A Multi-Resolution Strategy to Study Mechanisms of αβ-tubulin dimer Biogenesis,
Microtubule polymerization Regulators, and Mitotic Motor proteins:
Microtubules are dynamic polymers that are critical for many physical transformations that eukaryotic cells undertake in order to undergo cell division, development or crawl and move. Microtubules assemble from basic building blocks, called alpha beta (αβ) tubulin dimers. Microtubule polarized polymerization and dynamic instability stem from properties of their building blocks, αβ-tubulin dimers, which polymerize head-to-tail to form protofilaments, using the energy of Guanosine 3,5 Triphosphate (GTP) binding and hydrolysis. These tubulin protofilaments associate laterally enclosing a tube-like structure — a microtubule. Tubulin polymerization activates GTP hydrolysis only within the microtubule wall and leads to stochastic events called catastrophes, in which protofilaments peel and curl to disassemble the microtubule structure. The dynamics of tubulin heterodimer assembly and disassembly into microtubules occurs at their ends, and are highly regulated by conserved types of proteins that are found in all organisms. These proteins, in effect, act as MT “Polymerases” and “Depolymerases” accelerating the slow processes of polymerization and depolymerization that tubulin dimers can undergo alone. The laboratory is focused on deciphering the mechanisms of these microtubule regulatory proteins and how they cooperate to regulate microtubule dynamics in highly synchronized cellular phenomena like cell division and development.
Microtubule structure and organization can be studied by multiple approaches that span a large resolution scale from micro-meters to the nanometers. Light microscopy can visualize microtubules in cells. High resolution total internal reflection fluorescence (TRIF) microscopy can be used to visualize the dynamics of microtubules in vitro and localization of regulatory proteins at their ends. Cryo-electron microscopy (Cryo-EM) can be used to visualize microtubule and tubulin structure. X-ray crystallography can be used to visualize the atomic structure of αβ-tubulins in complex with proteins. Our laboratory combines biochemical reconstitution, structural biology approaches such as cryo-electron microscopy and X-ray crystallography, with high-resolution single molecule total internal reflection fluorescence (TIRF) microscopy to study the mechanisms of Microtubule Polymerases, polymerization regulators, and mitotic motor proteins across multiple levels of spatial and temporal resolution.

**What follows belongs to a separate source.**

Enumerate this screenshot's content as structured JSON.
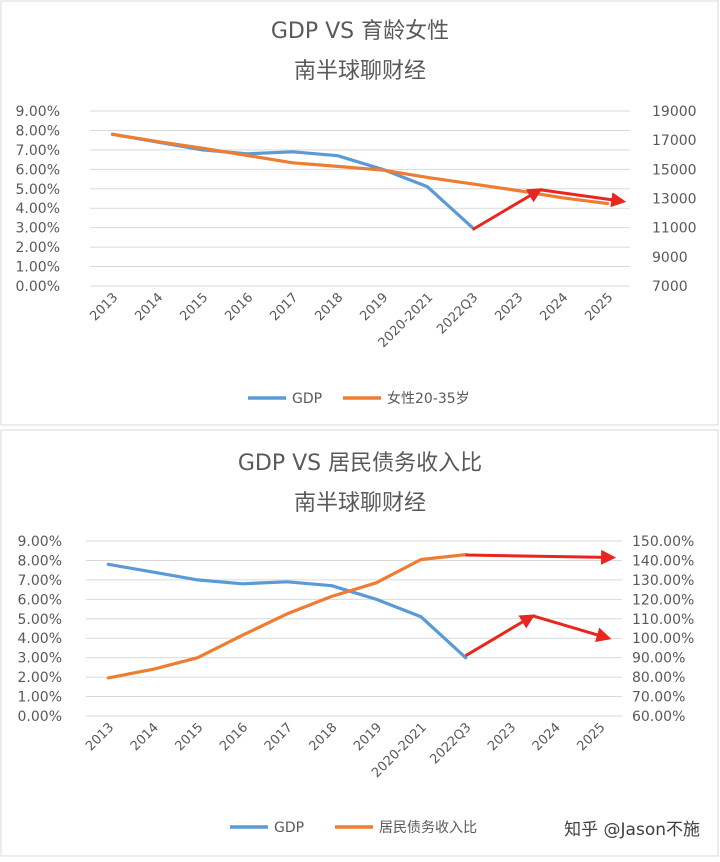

Tubulin Biogenesis forms soluble αβ-tubulin pools and impacts Microtubule Function
Eukaryotic cells build concentrated pools of αβ-tubulin dimers in the cytoplasm through high levels of translation from stable α and β-tubulin mRNAs. The assembly of αβ-tubulin from the newly folded α-tubulins and β-tubulins is mediated by five tubulin cofactors and Arl2, which is an Arf-like GTPase. Four of these molecules form a multi-subunit assembly which mediates GTP dependent catalytic assembly of αβ-tubulin through a process termed αβ-tubulin biogenesis. Our laboratory has demonstrated the shared functions of four subunits as a multi-subunit catalytic chaperone that forms a platform for αβ-tubulin biogenesis. The regulation of soluble αβ-tubulins by this biogenesis assembly process assembles the concentrated pools of αβ-tubulin in the cytoplasm and directly impacts microtubule dynamic functions across eukaryotes.
Four classes of Regulators recruit αβ-tubulins via TOG domains to modulate microtubule dynamics
The dynamics polymerization and depolymerization of soluble αβ-tubulins into microtubules occurs at their ends. Although αβ-tubulin polymerization into microtubule ends is spontaneous in vitro, it is not spontaneous in living cells. Microtubule polymerization requires highly regulated by conserved regulators that are found in all eukaryotic organisms. These proteins, in effect, act as microtubule “Polymerases” to accelerate the slow processes of polymerization by recruiting αβ-tubulins to microtubule ends. These proteins share the presence of conserved arrays of Tumor Overexpressed Gene (TOG) domains. TOG domains recruit αβ-tubulins to microtubule ends and regulate microtubule polymerization. The laboratory is focused on deciphering the mechanisms of these microtubule regulatory proteins and how they cooperate to regulate microtubule dynamics in highly synchronized cellular phenomena like cell division and development
The Mitotic Kinesin-5 Motors are Bipolar Tetramers which mediate microtubule sliding
We are interested in understanding the mechanisms of kinesin-5 motors. These motors are unique tetrameric assemblies that mediate the sliding apart of microtubules leading to the bipolar organization of the mitotic spindles. Our laboratory has determined the structures of a major section of the bipolar mini-filament which lead to a unique model for how the the sliding apart of antiparallel microtubules. We also study the unique yeast Kinesin-5 motors which are mediate a unique reversal of direction towards microtubule minus ends as tetramers and reverse direction toward microtubule plus-ends as they assemble into higher oligomers leading to microtubule sliding.